Perhaps best known for its motorcycles and marine engines, Yamaha Motor Company (founded in 1955) has been in the Unmanned Aerial Vehicle (UAV) business for some twenty-five years. The "R-MAX" helicopter system is the fruit of such investments, having been developed during the 1990s to serve the agricultural spraying market. Since its inception, the type has seen consistent service though its market settings are now broadened to include natural disaster reconnaissance, general research, and military applications. The series was actively used to survey the Fukushima nuclear plant in the aftermath of the 2011 Tohoku earthquake and subsequent tsunami.
The air vehicle is arranged as a conventional helicopter with a two-bladed main rotor sat atop the compact, streamlined fuselage. A drive shaft is embedded in the tail stem which powers a two-bladed tail rotor unit offset to the starboard side. The vehicle makes use of a four-point twin-landing skid for ground contact allowing it to land virtually anywhere. In-built wheels can be folded down at the skids for maneuvering the aircraft by ground crew while unpowered and on the ground. The fuselage can mount a variety of camera and sensor fits depending on mission type with real-time reporting and data-collecting possible. Over the sides of the fuselage can be installed liquid-holding tanks and a spraying system for wide-area spraying of agricultural areas.

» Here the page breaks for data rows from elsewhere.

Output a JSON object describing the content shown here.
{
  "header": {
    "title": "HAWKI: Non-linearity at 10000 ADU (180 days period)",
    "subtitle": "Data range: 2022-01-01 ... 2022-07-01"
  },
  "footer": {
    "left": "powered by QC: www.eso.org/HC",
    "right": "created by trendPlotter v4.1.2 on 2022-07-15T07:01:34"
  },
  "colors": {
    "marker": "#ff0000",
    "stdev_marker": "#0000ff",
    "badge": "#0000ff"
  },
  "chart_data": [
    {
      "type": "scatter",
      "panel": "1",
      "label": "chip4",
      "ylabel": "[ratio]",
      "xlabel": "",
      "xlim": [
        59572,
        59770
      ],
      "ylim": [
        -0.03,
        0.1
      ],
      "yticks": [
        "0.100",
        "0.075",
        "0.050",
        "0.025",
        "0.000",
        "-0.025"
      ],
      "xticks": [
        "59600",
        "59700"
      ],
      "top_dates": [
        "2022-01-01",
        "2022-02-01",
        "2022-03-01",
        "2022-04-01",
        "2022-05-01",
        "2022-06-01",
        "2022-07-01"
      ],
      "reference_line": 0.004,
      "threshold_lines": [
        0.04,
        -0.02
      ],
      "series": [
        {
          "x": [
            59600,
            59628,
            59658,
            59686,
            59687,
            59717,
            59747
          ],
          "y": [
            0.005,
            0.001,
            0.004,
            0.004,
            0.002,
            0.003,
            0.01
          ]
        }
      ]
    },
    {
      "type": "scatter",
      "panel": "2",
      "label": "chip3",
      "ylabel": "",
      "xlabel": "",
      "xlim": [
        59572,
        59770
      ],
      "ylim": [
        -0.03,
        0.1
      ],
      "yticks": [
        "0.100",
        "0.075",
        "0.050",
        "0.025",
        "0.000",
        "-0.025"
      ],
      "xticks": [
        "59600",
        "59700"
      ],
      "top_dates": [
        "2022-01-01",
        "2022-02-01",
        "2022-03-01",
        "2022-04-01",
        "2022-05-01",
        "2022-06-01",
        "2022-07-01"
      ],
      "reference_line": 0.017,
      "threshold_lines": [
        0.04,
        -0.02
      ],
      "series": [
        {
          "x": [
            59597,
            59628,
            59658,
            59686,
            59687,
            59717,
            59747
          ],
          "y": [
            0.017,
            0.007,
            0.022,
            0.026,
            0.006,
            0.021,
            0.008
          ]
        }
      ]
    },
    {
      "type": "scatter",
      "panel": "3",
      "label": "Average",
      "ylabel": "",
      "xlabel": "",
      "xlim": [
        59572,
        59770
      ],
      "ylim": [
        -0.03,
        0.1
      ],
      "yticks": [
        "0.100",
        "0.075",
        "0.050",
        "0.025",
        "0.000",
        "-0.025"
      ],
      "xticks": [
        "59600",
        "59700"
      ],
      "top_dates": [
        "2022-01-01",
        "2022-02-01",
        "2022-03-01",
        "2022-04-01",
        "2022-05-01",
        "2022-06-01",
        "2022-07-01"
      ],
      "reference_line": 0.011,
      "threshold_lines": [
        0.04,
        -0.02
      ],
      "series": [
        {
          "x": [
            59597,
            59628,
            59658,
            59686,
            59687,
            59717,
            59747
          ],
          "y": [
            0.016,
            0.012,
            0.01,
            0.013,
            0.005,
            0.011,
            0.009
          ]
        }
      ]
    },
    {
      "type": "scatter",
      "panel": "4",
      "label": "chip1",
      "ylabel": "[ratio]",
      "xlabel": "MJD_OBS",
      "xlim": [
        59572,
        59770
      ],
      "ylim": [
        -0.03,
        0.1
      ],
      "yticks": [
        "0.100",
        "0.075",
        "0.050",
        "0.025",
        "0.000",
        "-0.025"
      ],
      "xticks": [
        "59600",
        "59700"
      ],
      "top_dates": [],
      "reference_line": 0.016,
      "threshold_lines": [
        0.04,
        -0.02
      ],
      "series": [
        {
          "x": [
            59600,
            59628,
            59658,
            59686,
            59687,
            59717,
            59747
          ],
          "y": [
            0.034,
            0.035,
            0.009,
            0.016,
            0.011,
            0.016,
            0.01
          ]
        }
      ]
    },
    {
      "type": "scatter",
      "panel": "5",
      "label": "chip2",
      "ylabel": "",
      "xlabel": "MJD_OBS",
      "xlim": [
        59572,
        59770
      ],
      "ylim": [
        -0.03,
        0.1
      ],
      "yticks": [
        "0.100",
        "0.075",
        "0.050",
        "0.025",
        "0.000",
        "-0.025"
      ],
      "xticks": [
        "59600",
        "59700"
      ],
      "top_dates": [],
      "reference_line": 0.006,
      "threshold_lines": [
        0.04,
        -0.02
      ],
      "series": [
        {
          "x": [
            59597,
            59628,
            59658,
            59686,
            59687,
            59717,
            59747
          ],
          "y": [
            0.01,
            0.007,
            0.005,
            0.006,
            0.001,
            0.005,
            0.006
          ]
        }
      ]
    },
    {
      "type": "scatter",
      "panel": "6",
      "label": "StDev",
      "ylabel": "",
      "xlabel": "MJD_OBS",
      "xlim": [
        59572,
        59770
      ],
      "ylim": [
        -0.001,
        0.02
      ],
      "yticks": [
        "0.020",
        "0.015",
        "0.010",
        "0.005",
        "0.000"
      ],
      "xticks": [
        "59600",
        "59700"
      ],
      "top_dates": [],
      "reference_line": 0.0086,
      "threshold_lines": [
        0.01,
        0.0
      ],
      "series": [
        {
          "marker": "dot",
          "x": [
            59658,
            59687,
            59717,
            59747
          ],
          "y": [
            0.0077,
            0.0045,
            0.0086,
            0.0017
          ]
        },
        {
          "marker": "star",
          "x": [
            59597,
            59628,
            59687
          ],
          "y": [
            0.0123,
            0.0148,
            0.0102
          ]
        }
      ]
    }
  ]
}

Structural dimensions include an overall length of 11.10 feet, a width of 2.3 feet, and a height of 3.6 feet. Empty weight is 140lb against a Maximum Take-Off Weight (MTOW) of around 215lb. Power is served from a single Yamaha 2-cylinder, 2-stroke liquid-cooled engine driving a 10.2 foot diameter main rotor assembly overhead. The air vehicle has a mission endurance window of about one hour and is controlled by a ground-based operator through Line-of-Sight (LoS) inputs. The control scheme is the in-house Yamaha Attitude Control System (YACS).